Albanon put his back to the nearest wall and tried to choke down his fear and dismay. First Immeral, now Roghar? He saw the plague demons take others, too. The man who had opened the gate for them earlier that day. A woman he had seen in the inn. Thair Coalstriker crushed the skull of one bestial demon with a heavy hammer-only to have another leap over its body and slam into him. The dwarf hit the ground with the demon tearing at his chest and throat. Someone wailed in anguish, the sound rising above shouts and screams and howls.

Rage closed like a fist around Albanon’s heart. He stabbed his staff toward the demon crouched over Thair and a silvery bolt of magical force sent it sprawling. Thair didn’t rise, but Albanon knew there were others he could still fight for. He shook Splendid off his shoulder. “Find somewhere safe,” he told her, then he spread the fingers of his free hand and hissed a word. A wave of flame rolled over a trio of demons, leaving two of them rolling and shrieking as fire consumed them.

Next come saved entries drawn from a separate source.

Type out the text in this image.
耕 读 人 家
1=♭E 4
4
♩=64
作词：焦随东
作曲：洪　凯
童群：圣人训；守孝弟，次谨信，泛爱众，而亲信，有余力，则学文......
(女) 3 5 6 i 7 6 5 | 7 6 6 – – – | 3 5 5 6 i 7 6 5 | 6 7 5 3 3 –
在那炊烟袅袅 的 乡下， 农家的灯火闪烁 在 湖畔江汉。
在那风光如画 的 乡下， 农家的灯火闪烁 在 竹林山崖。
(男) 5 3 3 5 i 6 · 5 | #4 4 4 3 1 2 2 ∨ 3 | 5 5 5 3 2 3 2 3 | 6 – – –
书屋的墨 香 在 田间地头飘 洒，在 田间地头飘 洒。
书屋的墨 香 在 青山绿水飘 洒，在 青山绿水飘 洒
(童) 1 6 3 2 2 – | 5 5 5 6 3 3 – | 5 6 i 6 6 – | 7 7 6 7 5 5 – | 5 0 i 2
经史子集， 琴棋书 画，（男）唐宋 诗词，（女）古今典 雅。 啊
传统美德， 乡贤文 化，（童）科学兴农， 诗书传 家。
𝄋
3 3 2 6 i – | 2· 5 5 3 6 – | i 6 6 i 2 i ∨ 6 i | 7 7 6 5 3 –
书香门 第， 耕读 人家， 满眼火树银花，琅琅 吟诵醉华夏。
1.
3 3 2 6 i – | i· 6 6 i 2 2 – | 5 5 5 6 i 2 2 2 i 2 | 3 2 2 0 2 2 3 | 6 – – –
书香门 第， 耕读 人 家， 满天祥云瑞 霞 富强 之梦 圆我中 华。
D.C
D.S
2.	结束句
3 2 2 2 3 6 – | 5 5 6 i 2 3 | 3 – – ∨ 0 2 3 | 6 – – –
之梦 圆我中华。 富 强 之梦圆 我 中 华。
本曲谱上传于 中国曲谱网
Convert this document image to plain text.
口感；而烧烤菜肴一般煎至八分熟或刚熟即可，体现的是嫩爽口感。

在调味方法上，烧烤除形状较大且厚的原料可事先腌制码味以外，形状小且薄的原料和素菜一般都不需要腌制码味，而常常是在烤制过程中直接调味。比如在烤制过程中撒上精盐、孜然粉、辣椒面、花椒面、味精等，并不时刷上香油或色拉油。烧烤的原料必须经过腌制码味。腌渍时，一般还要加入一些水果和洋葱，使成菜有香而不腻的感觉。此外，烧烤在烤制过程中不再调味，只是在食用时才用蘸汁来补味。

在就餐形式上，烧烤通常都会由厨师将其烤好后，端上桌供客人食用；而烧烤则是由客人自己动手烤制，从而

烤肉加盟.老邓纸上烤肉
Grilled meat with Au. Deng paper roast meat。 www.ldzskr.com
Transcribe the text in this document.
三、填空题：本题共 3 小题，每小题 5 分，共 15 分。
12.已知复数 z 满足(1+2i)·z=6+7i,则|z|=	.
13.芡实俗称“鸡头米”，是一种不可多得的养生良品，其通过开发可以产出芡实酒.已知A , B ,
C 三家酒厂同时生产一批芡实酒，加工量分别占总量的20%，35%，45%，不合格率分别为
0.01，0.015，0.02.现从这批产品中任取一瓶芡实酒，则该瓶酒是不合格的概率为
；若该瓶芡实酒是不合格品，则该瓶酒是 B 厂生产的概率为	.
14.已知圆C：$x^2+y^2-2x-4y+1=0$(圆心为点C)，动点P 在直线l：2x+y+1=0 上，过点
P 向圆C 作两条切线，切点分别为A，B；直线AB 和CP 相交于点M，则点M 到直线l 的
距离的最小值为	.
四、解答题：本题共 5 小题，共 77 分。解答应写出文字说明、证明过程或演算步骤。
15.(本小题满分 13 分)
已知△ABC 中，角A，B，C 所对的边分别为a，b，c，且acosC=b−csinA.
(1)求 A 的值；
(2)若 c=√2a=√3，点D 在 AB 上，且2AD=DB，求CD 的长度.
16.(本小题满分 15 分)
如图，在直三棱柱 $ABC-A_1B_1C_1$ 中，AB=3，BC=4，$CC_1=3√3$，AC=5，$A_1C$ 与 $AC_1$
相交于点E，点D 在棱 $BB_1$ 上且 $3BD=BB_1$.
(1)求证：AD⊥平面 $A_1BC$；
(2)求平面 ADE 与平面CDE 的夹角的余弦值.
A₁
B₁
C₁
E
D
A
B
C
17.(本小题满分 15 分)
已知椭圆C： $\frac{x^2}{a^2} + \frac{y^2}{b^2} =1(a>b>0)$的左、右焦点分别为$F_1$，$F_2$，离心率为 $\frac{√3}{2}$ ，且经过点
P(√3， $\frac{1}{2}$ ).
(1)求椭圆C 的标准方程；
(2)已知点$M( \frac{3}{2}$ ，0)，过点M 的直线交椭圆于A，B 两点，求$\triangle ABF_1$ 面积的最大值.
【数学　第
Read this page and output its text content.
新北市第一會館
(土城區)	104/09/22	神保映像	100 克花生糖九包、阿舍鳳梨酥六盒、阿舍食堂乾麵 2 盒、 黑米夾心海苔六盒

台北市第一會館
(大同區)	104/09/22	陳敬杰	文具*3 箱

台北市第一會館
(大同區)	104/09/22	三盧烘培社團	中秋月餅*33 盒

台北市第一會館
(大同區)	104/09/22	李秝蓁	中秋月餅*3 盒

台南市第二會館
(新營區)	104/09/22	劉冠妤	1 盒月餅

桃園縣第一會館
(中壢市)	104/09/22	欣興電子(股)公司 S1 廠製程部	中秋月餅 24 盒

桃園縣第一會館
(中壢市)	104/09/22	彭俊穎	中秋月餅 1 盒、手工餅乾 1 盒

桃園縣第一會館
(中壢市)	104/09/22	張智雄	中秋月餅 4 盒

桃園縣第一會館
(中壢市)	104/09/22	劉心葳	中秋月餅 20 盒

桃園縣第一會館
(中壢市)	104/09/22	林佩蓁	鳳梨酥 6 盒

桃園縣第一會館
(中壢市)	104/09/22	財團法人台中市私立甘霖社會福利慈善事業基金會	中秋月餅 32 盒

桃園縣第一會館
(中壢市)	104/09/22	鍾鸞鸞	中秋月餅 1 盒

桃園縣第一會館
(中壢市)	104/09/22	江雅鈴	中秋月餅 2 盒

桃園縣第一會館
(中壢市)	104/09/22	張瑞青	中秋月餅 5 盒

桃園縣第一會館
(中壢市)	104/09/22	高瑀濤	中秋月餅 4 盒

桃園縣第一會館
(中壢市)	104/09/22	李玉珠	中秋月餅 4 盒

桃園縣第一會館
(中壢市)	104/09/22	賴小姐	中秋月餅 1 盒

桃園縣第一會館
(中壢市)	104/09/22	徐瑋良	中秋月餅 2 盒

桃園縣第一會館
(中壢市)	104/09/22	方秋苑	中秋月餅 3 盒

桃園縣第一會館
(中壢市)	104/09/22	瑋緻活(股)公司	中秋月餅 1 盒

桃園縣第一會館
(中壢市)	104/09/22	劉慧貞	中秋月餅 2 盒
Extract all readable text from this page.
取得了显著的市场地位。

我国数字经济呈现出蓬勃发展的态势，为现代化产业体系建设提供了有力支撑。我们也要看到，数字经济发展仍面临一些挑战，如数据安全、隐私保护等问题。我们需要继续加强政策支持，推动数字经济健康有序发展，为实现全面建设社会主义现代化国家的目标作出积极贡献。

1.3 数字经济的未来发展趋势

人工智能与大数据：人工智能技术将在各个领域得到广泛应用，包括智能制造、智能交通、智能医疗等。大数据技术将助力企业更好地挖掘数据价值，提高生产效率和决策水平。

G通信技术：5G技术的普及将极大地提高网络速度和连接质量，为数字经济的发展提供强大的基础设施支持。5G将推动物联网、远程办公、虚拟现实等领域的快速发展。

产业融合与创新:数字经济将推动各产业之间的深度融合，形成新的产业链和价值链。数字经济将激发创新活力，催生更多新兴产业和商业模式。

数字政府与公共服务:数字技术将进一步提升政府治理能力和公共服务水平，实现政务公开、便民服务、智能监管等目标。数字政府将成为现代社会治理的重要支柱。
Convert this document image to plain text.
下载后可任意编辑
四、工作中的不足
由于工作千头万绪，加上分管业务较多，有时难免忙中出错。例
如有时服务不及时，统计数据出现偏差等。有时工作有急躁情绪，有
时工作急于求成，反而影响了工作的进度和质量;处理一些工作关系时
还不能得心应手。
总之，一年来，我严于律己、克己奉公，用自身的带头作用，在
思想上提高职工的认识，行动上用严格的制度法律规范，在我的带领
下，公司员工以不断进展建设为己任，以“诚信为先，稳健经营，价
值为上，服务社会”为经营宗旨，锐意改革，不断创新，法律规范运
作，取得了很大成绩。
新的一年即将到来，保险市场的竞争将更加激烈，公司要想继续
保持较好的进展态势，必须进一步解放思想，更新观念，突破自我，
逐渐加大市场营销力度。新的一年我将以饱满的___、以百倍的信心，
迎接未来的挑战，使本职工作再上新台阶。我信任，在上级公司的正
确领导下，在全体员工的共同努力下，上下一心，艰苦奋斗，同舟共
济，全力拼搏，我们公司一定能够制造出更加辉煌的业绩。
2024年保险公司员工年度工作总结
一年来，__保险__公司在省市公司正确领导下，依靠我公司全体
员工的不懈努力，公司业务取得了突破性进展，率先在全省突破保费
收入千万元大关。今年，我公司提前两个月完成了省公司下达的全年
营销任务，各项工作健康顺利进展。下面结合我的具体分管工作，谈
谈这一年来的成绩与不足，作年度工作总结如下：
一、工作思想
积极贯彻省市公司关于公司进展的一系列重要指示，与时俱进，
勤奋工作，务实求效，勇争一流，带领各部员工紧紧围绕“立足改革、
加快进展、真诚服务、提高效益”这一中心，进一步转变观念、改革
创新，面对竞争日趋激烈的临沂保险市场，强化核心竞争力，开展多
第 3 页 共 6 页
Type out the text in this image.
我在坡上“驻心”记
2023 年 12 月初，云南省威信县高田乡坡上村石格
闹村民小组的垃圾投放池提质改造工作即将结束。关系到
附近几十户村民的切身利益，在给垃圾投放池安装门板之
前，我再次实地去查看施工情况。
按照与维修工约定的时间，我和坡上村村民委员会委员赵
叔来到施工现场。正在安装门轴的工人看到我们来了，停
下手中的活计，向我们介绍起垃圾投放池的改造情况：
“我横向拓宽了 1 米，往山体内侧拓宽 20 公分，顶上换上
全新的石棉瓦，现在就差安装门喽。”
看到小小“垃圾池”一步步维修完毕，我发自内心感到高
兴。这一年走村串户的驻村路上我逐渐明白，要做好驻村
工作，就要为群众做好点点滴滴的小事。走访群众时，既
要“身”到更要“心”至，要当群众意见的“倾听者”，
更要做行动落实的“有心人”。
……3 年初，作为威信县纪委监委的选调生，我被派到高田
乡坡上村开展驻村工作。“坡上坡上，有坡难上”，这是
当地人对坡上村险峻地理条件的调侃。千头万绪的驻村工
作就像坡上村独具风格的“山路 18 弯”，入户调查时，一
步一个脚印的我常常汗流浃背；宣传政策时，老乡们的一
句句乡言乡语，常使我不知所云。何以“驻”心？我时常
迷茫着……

Unfortunately the third, though scorched and smoking, remained sufficiently alive to snarl and lunge at Albanon. The wizard brought a column of golden flame rushing up around it, but the damage was done. He’d drawn the attention of the demons. A pack broke free from the horde and raced for him. Albanon clenched his jaw. He blew across the palm of his hand and an icy mist streamed from it, billowing up into a thick cloud around the demons. Yelps of surprise emerged from the mist as the creatures reacted to the cold.

The cloud wouldn’t last long, but it would distract the demons. Quickly, Albanon slid along the wall, trying to get closer to one of the knots of fighting villagers. He wouldn’t last long on his own in an open melee. When the first shape came out of the fading mist, he was ready for it. Another silver bolt darted from his staff.